Every year, my husband and I have a good time getting ready for Halloween. Our neighborhood has a lot of kids, who seem to bring their friends because we get A LOT of trick-or-treating traffic. So we carve a few pumpkins, have a few spooky decorations (but not too scary for the littler kids) and buy a lot of candy. Last year we even dressed up! We also have made it a tradition the past few years to go to Omaha and go to the local pumpkin patch with my family.

This year we kind of fell behind. We still went to Omaha and it was a lot of fun. We got to see people, eat at our favorite places and of course go to the pumpkin patch. I also threw my husband a surprise 40th birthday dinner with all of our friends and family in Omaha. Because we were going to get pumpkins we didn’t fly this time – we drove. Which was okay since we love our new car and it makes driving and riding shotgun so much more enjoyable (and having working heat doesn’t hurt either! 😛 ).
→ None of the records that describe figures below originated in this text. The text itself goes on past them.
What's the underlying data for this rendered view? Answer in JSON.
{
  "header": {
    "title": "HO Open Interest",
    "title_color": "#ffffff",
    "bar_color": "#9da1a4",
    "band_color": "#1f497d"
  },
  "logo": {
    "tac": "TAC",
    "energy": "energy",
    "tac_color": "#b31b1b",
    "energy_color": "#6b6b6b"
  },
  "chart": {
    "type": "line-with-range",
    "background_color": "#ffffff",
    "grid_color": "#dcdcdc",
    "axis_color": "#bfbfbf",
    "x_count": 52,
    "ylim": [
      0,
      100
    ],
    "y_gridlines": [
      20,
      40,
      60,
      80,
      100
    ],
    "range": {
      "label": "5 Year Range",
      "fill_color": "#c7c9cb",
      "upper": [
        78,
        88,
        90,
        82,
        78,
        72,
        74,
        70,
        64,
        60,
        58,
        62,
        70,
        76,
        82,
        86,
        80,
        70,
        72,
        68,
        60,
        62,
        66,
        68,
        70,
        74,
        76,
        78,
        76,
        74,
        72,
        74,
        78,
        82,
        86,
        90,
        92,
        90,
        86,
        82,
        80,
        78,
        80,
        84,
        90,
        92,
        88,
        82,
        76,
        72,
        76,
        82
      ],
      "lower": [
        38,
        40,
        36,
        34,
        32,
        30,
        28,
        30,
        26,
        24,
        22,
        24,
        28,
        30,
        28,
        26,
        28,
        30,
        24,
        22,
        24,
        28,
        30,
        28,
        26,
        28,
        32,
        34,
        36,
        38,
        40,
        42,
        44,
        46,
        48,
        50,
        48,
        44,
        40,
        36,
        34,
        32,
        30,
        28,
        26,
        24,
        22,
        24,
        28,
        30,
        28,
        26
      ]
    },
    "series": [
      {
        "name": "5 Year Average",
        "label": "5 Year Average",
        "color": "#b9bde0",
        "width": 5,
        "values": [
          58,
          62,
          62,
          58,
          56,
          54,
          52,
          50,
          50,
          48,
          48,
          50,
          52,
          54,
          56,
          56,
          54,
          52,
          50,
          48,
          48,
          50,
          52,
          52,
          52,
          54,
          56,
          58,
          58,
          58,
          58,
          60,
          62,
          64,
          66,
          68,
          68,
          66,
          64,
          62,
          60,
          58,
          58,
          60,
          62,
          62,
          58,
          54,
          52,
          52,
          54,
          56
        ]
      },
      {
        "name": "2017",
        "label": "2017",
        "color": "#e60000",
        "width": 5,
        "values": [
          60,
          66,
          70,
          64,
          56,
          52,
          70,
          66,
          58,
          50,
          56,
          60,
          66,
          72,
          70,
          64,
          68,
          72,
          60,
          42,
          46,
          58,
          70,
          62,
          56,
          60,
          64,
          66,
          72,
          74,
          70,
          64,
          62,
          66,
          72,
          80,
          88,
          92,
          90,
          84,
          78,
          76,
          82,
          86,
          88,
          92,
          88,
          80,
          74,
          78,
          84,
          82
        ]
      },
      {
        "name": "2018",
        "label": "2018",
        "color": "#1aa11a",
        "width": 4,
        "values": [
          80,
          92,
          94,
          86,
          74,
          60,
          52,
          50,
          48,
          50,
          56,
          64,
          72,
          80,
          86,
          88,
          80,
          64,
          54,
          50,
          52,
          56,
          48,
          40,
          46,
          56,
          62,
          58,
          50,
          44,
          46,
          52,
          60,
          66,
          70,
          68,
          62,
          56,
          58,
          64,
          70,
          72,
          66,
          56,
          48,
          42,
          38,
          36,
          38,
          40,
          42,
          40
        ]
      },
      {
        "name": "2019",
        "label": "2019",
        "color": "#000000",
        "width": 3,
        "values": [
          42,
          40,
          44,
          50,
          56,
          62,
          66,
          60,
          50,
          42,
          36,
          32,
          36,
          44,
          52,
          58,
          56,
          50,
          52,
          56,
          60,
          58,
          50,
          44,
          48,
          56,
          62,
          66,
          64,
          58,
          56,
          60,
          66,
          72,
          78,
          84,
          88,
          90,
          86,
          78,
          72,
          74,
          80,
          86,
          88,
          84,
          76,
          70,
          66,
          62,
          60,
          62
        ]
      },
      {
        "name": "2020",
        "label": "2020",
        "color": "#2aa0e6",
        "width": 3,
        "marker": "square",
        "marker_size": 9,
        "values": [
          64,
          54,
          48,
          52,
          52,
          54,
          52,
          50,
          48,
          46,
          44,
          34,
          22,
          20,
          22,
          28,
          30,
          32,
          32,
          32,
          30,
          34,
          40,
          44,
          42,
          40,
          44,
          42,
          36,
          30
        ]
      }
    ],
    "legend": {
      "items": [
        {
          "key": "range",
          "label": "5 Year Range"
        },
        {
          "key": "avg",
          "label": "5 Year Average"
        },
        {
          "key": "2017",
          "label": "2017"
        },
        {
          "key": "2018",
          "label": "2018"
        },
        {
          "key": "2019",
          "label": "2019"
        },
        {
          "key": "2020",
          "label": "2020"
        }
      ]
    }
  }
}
We had a good time at the pumpkin patch, but there’s not a lot to say there because it was much of the same. Though this year my husband finally got to try their chicken pot pie, and we also got some apple cider donuts. (We planned to meet up with my family to share them, so we got eight but ended up eating seven ourselves before we saw them, because they were AMAZING. We waited in line forever, but they were worth it.) Usually when we pick out pumpkins, we have to wander around a bit. Last year we went earlier in the year, and this was still the case. But this year, shockingly, we found the perfect pumpkins in under five minutes – like they were right there along the edge of the patch. It felt weird not looking and walking around, but these pumpkins were big, round, no blemishes – in a word, perfect. Why mess with perfection?